The most commonly affected forage is red clover (Trifolium pretense). However, other legumes such as white clover, alsike, and alfalfa can become infected with the fungus.

Horses are particularly sensitive to slaframine and may develop profuse salivation along with other symptoms of toxicosis within 1-3 hours of consuming infected forage. Wet, cool growing seasons create ideal conditions for the fungus, so increased numbers of cases are likely to be seen following wet, cool springs or autumns.
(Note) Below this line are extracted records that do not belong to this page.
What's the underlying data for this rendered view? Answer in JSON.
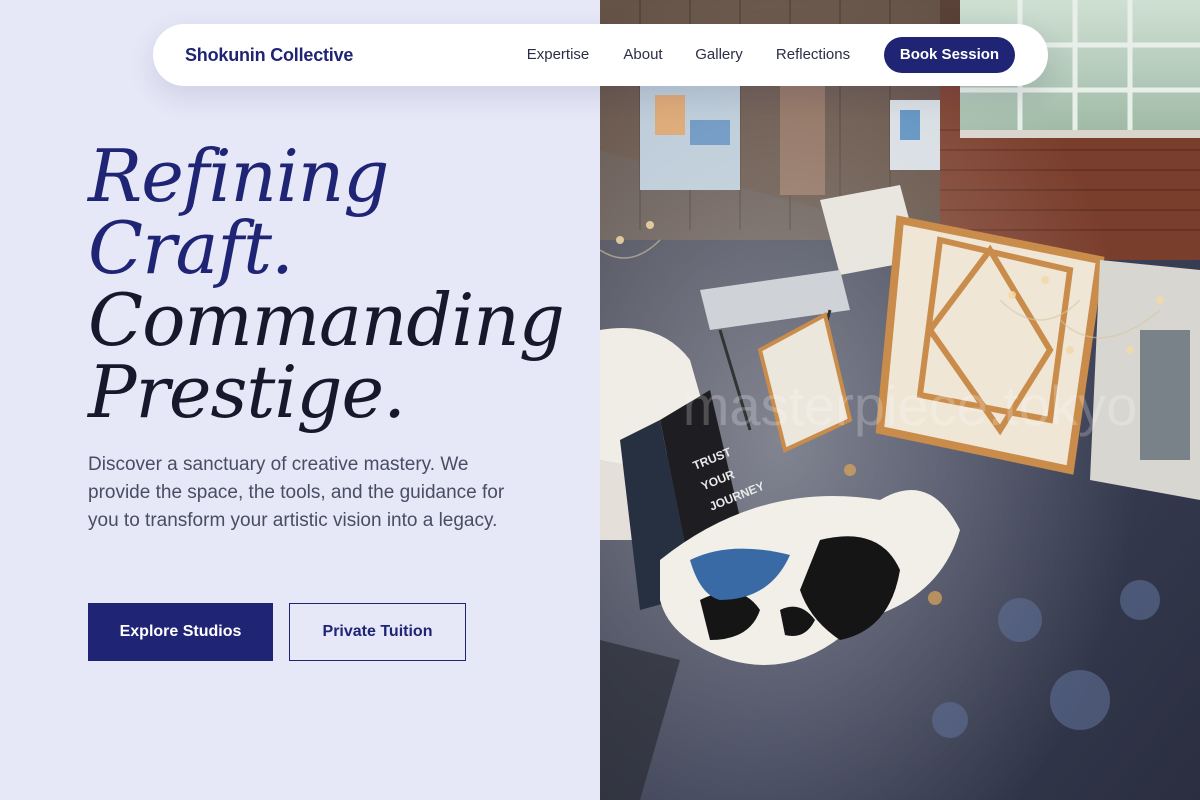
{
  "nav": {
    "brand": "Shokunin Collective",
    "links": [
      "Expertise",
      "About",
      "Gallery",
      "Reflections"
    ],
    "cta": "Book Session"
  },
  "hero": {
    "headline": [
      "Refining",
      "Craft.",
      "Commanding",
      "Prestige."
    ],
    "description": "Discover a sanctuary of creative mastery. We provide the space, the tools, and the guidance for you to transform your artistic vision into a legacy.",
    "primary_button": "Explore Studios",
    "secondary_button": "Private Tuition"
  },
  "image": {
    "watermark": "masterpiece.tokyo",
    "sign_text": [
      "TRUST",
      "YOUR",
      "JOURNEY"
    ]
  },
  "colors": {
    "accent": "#1f2574",
    "background": "#e6e8f7",
    "text_dark": "#17182c",
    "body_text": "#4a4c63"
  }
}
The fungus may persist in a pasture for a number of years.

The condition is typically non-fatal and resolves within 24-72 hours of the horse being removed from the contaminated feed source.


  • Profuse salivation (salivary syndrome)
  • Mild lacrimation (tearing)
  • Diarrhea
  • Mild bloat
  • Frequent urination
  • One reported case of abortion in a mare
  • Death is unlikely


Clovers and legumes may become infected with the fungus Rhizoctonia leuminocola which causes ‘black patch disease’ in wet, cool years. The term ‘black patch’ derives from the bronze to black rings that form on the underside of leaves and stems. The fungus can persist in pastures for years.

Slaframine, an indolizidine alkaloid mycotoxin produced by the fungus, causes a variety of typically non-lethal symptoms in the horse. Slaframine can be active in stored hay for 10 months or more. However, the biological activity of the toxin decreases over time.

Fresh hay can contain the equivalent of 50-100 parts per million of slaframine, (ppm) but the concentration will decreases steadily during storage. Any slaframine concentrations above 10 ppm may cause clinical signs.


Avoid feeding any clovers or legumes that are infected with the fungus Rhizoctonia leguminocola by having hay tested and watching our for the tell-tale bronze-to-black rings that form on the underside of leaves and stems of affected hay.


Diagnosis is tentatively based on the characteristic clinical signs and the presence of “black patch” on the forages. While chemical detection of slaframine in forages helps to confirm the diagnosis, the test requires special laboratory equipment and is generally not cost-effective to perform.

No specific antidote for slaframine toxicosis exists. Treatment primarily includes removing the horse from the offending forage. Occasionally, atropine is used to treat excessive salivation.